3. Tahapan ketiga adalah elektroforesis. Elektroforesis digunakan untuk
memisahkan fragmen sesuai dengan ukuran. Fragmen-fragmen yang
diperoleh dari hasil pemotongan DNA selanjutnya dipisahkan oleh
elektroforesis pada gel Gel yang biasa digunakan adalah agarosa. Gel
agarosa adalah suatu polisakarida yang diekstraksi dari berbagai jenis
ganggang merah, atau poliakrilamid yang mampu melakukan separasi
DNA dengan kisaran ukuran yang luas.

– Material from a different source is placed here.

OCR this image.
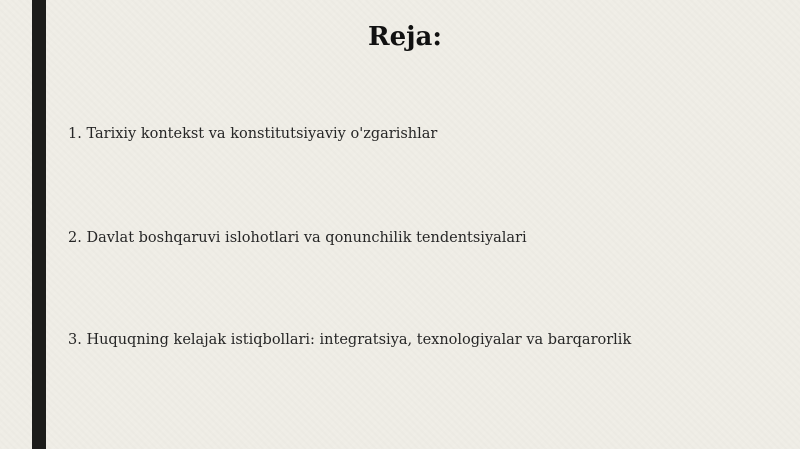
Reja:
1. Tarixiy kontekst va konstitutsiyaviy o'zgarishlar
2. Davlat boshqaruvi islohotlari va qonunchilik tendentsiyalari
3. Huquqning kelajak istiqbollari: integratsiya, texnologiyalar va barqarorlik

Dengan gel agarosa dapat
dilakukan pemisahan sampel DNA dengan ukuran dari beberapa ratus
hingga 20.000 pasang basa (pb).
4. Tahap keempat yaitu denaturasi yaitu memindahkan fragmen restriksi
yang terdapat dalam gel, didenaturasi menggunakan alkali. Proses ini
mengakibatkan untai ganda DNA berubah menjadi untai tunggal
seperti yang terlihat pada gambar di bawah ini.

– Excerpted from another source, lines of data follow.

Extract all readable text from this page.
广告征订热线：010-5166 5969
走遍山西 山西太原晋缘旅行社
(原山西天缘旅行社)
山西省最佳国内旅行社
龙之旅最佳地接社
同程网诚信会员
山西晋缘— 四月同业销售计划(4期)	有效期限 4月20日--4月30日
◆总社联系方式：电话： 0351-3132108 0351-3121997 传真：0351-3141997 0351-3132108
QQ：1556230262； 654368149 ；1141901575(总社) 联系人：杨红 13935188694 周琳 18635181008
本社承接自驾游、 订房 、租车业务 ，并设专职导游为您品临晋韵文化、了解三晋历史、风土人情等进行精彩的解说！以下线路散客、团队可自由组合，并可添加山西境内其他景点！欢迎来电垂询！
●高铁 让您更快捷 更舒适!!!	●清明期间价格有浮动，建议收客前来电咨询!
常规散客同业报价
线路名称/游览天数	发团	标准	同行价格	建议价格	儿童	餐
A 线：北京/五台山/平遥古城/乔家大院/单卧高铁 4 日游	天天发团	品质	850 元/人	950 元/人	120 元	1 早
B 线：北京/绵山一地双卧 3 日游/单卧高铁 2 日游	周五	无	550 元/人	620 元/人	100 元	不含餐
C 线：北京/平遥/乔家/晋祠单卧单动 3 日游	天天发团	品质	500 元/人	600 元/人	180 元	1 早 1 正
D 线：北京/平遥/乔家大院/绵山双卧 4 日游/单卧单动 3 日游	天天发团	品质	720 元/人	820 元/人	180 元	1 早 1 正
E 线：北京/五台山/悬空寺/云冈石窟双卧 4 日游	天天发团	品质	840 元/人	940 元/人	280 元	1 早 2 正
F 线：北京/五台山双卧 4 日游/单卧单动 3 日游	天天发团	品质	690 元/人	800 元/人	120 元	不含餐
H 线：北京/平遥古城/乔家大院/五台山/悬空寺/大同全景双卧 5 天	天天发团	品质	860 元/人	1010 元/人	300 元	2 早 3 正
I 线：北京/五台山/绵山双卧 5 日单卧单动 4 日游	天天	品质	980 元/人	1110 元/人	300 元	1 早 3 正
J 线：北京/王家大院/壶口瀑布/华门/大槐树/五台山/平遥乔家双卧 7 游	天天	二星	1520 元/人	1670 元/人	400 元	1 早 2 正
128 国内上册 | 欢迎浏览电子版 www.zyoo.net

5. Tahap kelima adalah memindahkan DNA ke membrane nitroselulosa.
Fungsi dari memindah DNA dari gel ke membrane untuk membuat
replica (blot), membrane biasanya terbuat dari nilon atau nitroselulosa.

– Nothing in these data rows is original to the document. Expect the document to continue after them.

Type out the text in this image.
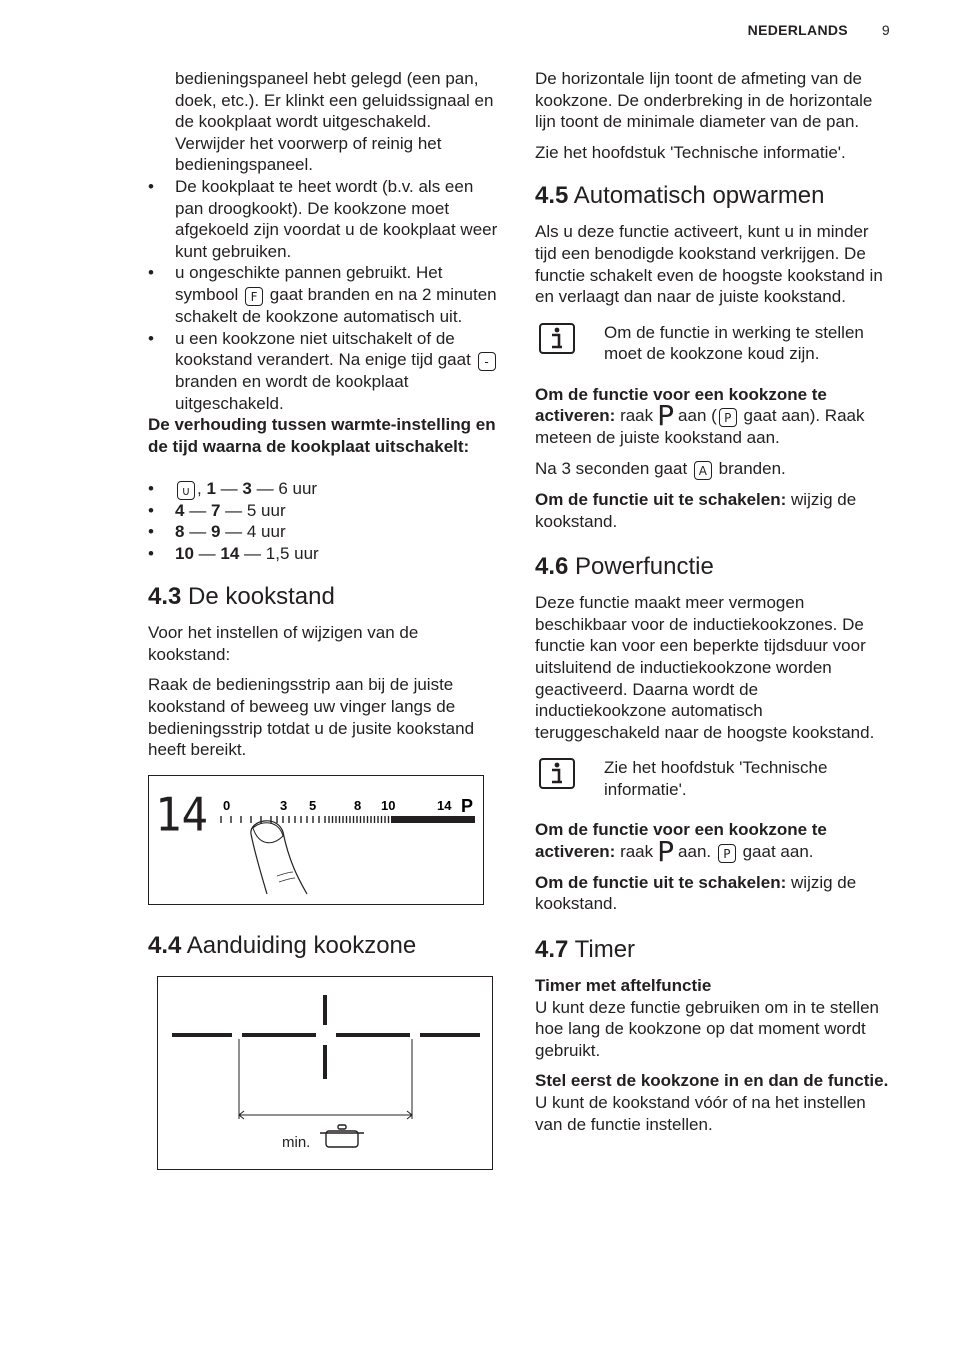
NEDERLANDS 9
bedieningspaneel hebt gelegd (een pan, doek, etc.). Er klinkt een geluidssignaal en de kookplaat wordt uitgeschakeld. Verwijder het voorwerp of reinig het bedieningspaneel.
• De kookplaat te heet wordt (b.v. als een pan droogkookt). De kookzone moet afgekoeld zijn voordat u de kookplaat weer kunt gebruiken.
• u ongeschikte pannen gebruikt. Het symbool F gaat branden en na 2 minuten schakelt de kookzone automatisch uit.
• u een kookzone niet uitschakelt of de kookstand verandert. Na enige tijd gaat - branden en wordt de kookplaat uitgeschakeld.

De verhouding tussen warmte-instelling en de tijd waarna de kookplaat uitschakelt:

• ∪ , 1 — 3 — 6 uur
• 4 — 7 — 5 uur
• 8 — 9 — 4 uur
• 10 — 14 — 1,5 uur
4.3 De kookstand

Voor het instellen of wijzigen van de kookstand:

Raak de bedieningsstrip aan bij de juiste kookstand of beweeg uw vinger langs de bedieningsstrip totdat u de jusite kookstand heeft bereikt.

14 0	3 5	8 10	14 P
4.4 Aanduiding kookzone
min.

De horizontale lijn toont de afmeting van de kookzone. De onderbreking in de horizontale lijn toont de minimale diameter van de pan.

Zie het hoofdstuk 'Technische informatie'.

4.5 Automatisch opwarmen

Als u deze functie activeert, kunt u in minder tijd een benodigde kookstand verkrijgen. De functie schakelt even de hoogste kookstand in en verlaagt dan naar de juiste kookstand.

Om de functie in werking te stellen moet de kookzone koud zijn.

Om de functie voor een kookzone te activeren: raak P aan ( P gaat aan). Raak meteen de juiste kookstand aan.

Na 3 seconden gaat A branden.

Om de functie uit te schakelen: wijzig de kookstand.

4.6 Powerfunctie

Deze functie maakt meer vermogen beschikbaar voor de inductiekookzones. De functie kan voor een beperkte tijdsduur voor uitsluitend de inductiekookzone worden geactiveerd. Daarna wordt de inductiekookzone automatisch teruggeschakeld naar de hoogste kookstand.

Zie het hoofdstuk 'Technische informatie'.

Om de functie voor een kookzone te activeren: raak P aan. P gaat aan.

Om de functie uit te schakelen: wijzig de kookstand.

4.7 Timer

Timer met aftelfunctie
U kunt deze functie gebruiken om in te stellen hoe lang de kookzone op dat moment wordt gebruikt.

Stel eerst de kookzone in en dan de functie. U kunt de kookstand vóór of na het instellen van de functie instellen.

Pengikatan nilon (500 μg/cm) lebih banyak dibandingkan nitroselulosa
(100 μg/cm). Nitroselulosa ideal untuk blotting protein dan asam
nukleat. Setelah DNA dipindahkan ke membrane, untuk membuatnya
menempel maka dapat dilakukan dengan cara pengeringan pada suhu
sekitar 80℃ dan menyinari dengan sinar UV.
6. Tahap keenam yaitu menambah label probe untuk hibridisasi. Hal ini
dapat dilakukan dengan cara menginkubasi filter di bawah kondisi
hibridisasi dengan DNA probe yang dilabeli secara spesifik.
Selanjutnya Pelabelan dapat dilakukan dengan 2 metode, yaitu dengan
bahan bersifat radioaktif (32P) ata non radioaktif (Biotin). Probe
digunakan untuk mengidentifikasi fragmen DNA yang tertarik atau
mendeteksi target yang spesifik. Probe dihibridisasi (kawin silang)
dengan fragmen komplemen DNA.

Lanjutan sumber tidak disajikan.